El arte como activismo
“Hay un punto álgido en esta crisis, por supuesto, pero el mayor problema era su invisibilidad”, afirma Hervé Chandès, director general artístico de la Fondation Cartier, uno de los organismos impulsores de la exposición.
Con el tiempo, Chandès dice haber comprendido mejor su posición como patrocinador del proyecto.

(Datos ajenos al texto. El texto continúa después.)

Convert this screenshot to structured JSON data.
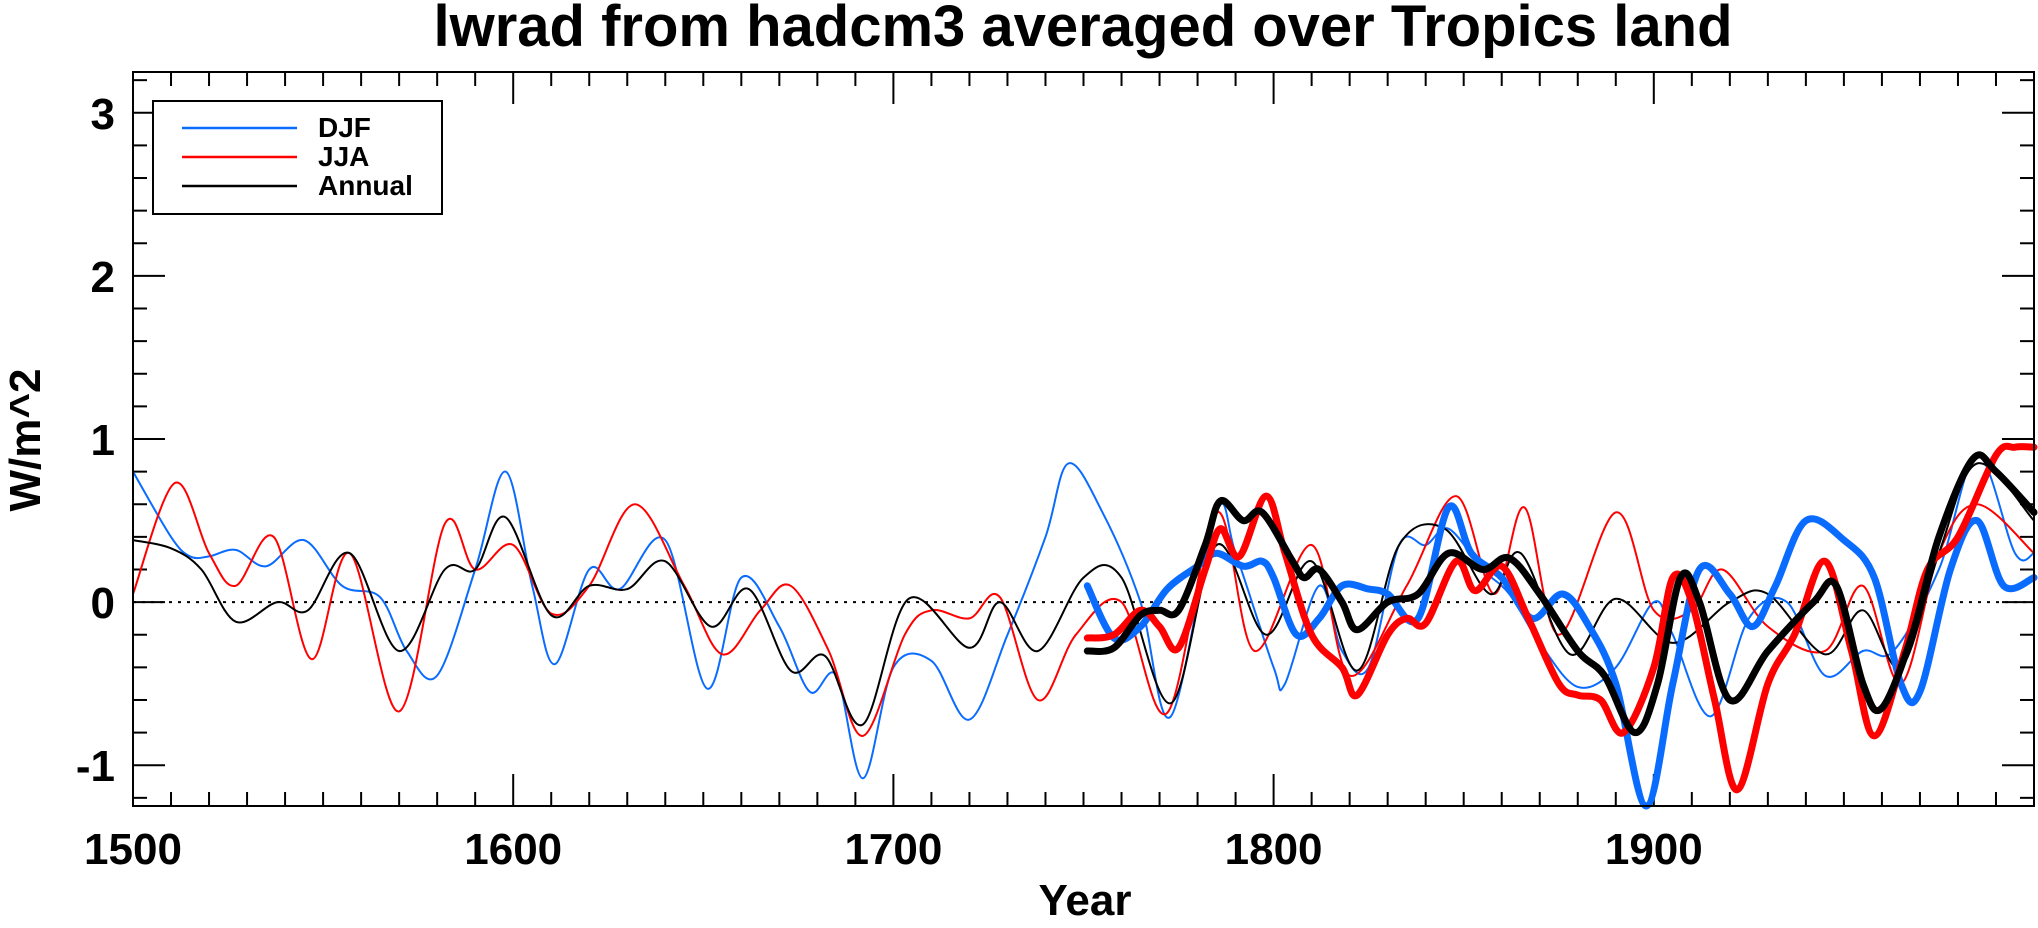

La gran diferencia con la nueva exposición es que “en lugar de ir a su territorio, vienen aquí, a Nueva York, a hablar por sí mismos”. Por primera vez se reúnen en un mismo espacio activistas de larga trayectoria en favor de los Yanomami y de la selva amazónica. “Están todos juntos aquí, el escenario es suyo”, dice Chandès. “Eso es muy simbólico”.
Entre ellos se encuentra Joseca Mokahesi, uno de los artistas indígenas que expuso sus ilustraciones en la muestra de 2003. Nacido en 1971, sin fecha de nacimiento registrada, Mokahesi habla la lengua Yanomami y necesita traductores para comunicarse. Pero sus dibujos han traspasado fronteras y hoy sirven de llave al universo de su pueblo.